When God prompts you to reach out to someone, it may be a turning point for them.
Posted in , Oct 7, 2016
We’re always encouraged to send cards and letters to those who are deployed. For my son, those written reminders from home meant a great deal.
But as his mother, I also received some much-needed encouragement from those who mailed cards and letters to me. I still have every one that I ever got. But one card in particular stands out in my mind.
The night before I received it had been rough. It had been almost two weeks since we’d heard from our son who was deployed in the Middle East. I’d awakened several times from nightmares and each one was worse than the last. Morning found me bleary-eyed, tearful and exhausted.
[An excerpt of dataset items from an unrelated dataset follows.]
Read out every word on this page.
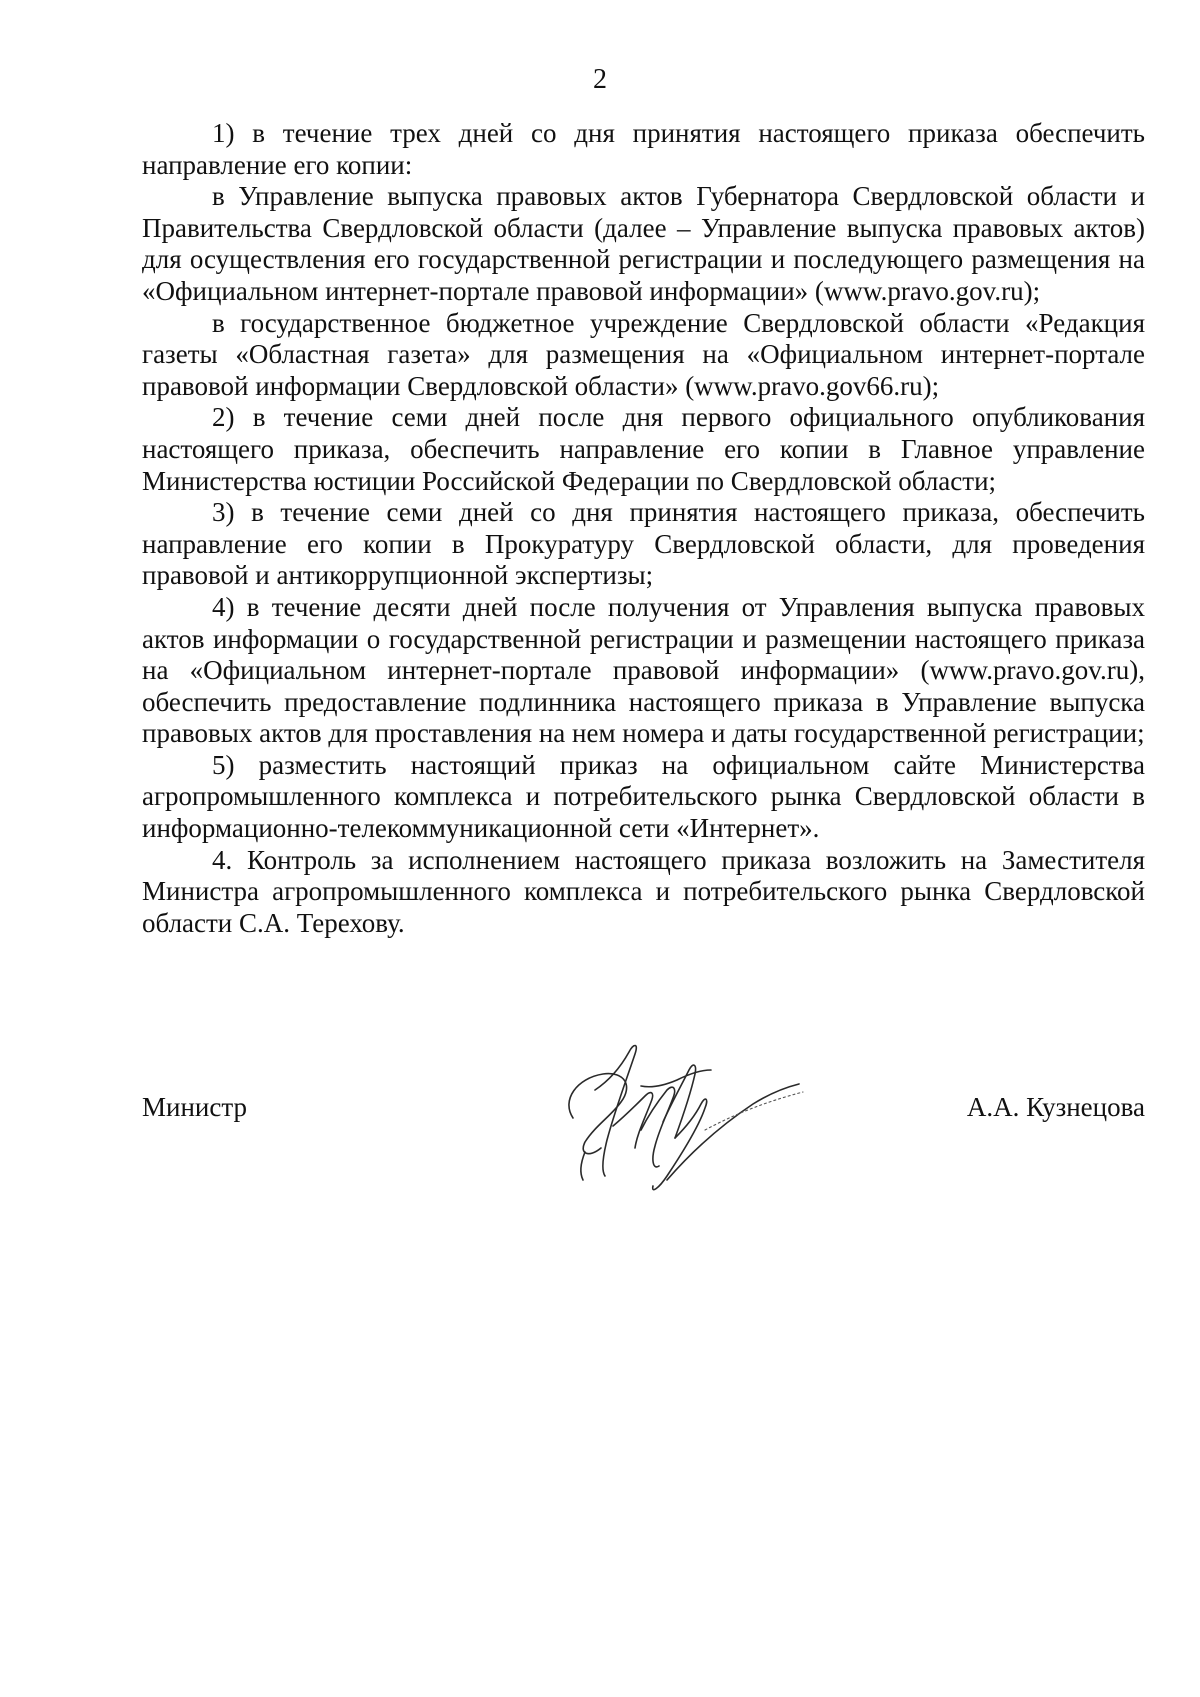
2

1) в течение трех дней со дня принятия настоящего приказа обеспечить направление его копии:

в Управление выпуска правовых актов Губернатора Свердловской области и Правительства Свердловской области (далее – Управление выпуска правовых актов) для осуществления его государственной регистрации и последующего размещения на «Официальном интернет-портале правовой информации» (www.pravo.gov.ru);

в государственное бюджетное учреждение Свердловской области «Редакция газеты «Областная газета» для размещения на «Официальном интернет-портале правовой информации Свердловской области» (www.pravo.gov66.ru);

2) в течение семи дней после дня первого официального опубликования настоящего приказа, обеспечить направление его копии в Главное управление Министерства юстиции Российской Федерации по Свердловской области;

3) в течение семи дней со дня принятия настоящего приказа, обеспечить направление его копии в Прокуратуру Свердловской области, для проведения правовой и антикоррупционной экспертизы;

4) в течение десяти дней после получения от Управления выпуска правовых актов информации о государственной регистрации и размещении настоящего приказа на «Официальном интернет-портале правовой информации» (www.pravo.gov.ru), обеспечить предоставление подлинника настоящего приказа в Управление выпуска правовых актов для проставления на нем номера и даты государственной регистрации;

5) разместить настоящий приказ на официальном сайте Министерства агропромышленного комплекса и потребительского рынка Свердловской области в информационно-телекоммуникационной сети «Интернет».

4. Контроль за исполнением настоящего приказа возложить на Заместителя Министра агропромышленного комплекса и потребительского рынка Свердловской области С.А. Терехову.

Министр	А.А. Кузнецова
I’d spent the morning doing chores automatically and unable to get lunch past the lump in my throat. I’d settled for another cup of coffee and was staring out the front window when the postman deposited our mail. In hopes of a letter from our son, I raced to the mailbox.
In it were the usual assortment of flyers, bills and one small greeting card—addressed to me. The pristine condition of the pink envelope proved it wasn’t from our son. But seeing that someone had been thinking of me lifted my spirits.
Inside was just a short note. A woman in our church who I didn’t know very well had sent it. She wanted me to know she was praying for our son, and that she was praying for my momma’s heart. She included this verse, printed neatly on a separate card:
"It will also come to pass that before they call, I will answer; and while they are still speaking, I will hear.” (Isaiah 65:24, NASB)
That was a turning point for me. Later that evening our son called and assured us he was fine. I taped that card to my bathroom mirror, and it brought me comfort and peace every time I saw it.
I learned a valuable lesson that day. We don’t know why God’s Spirit prompts us to reach out to others. But we can rest in the fact that we should follow His leading and leave the timing to Him.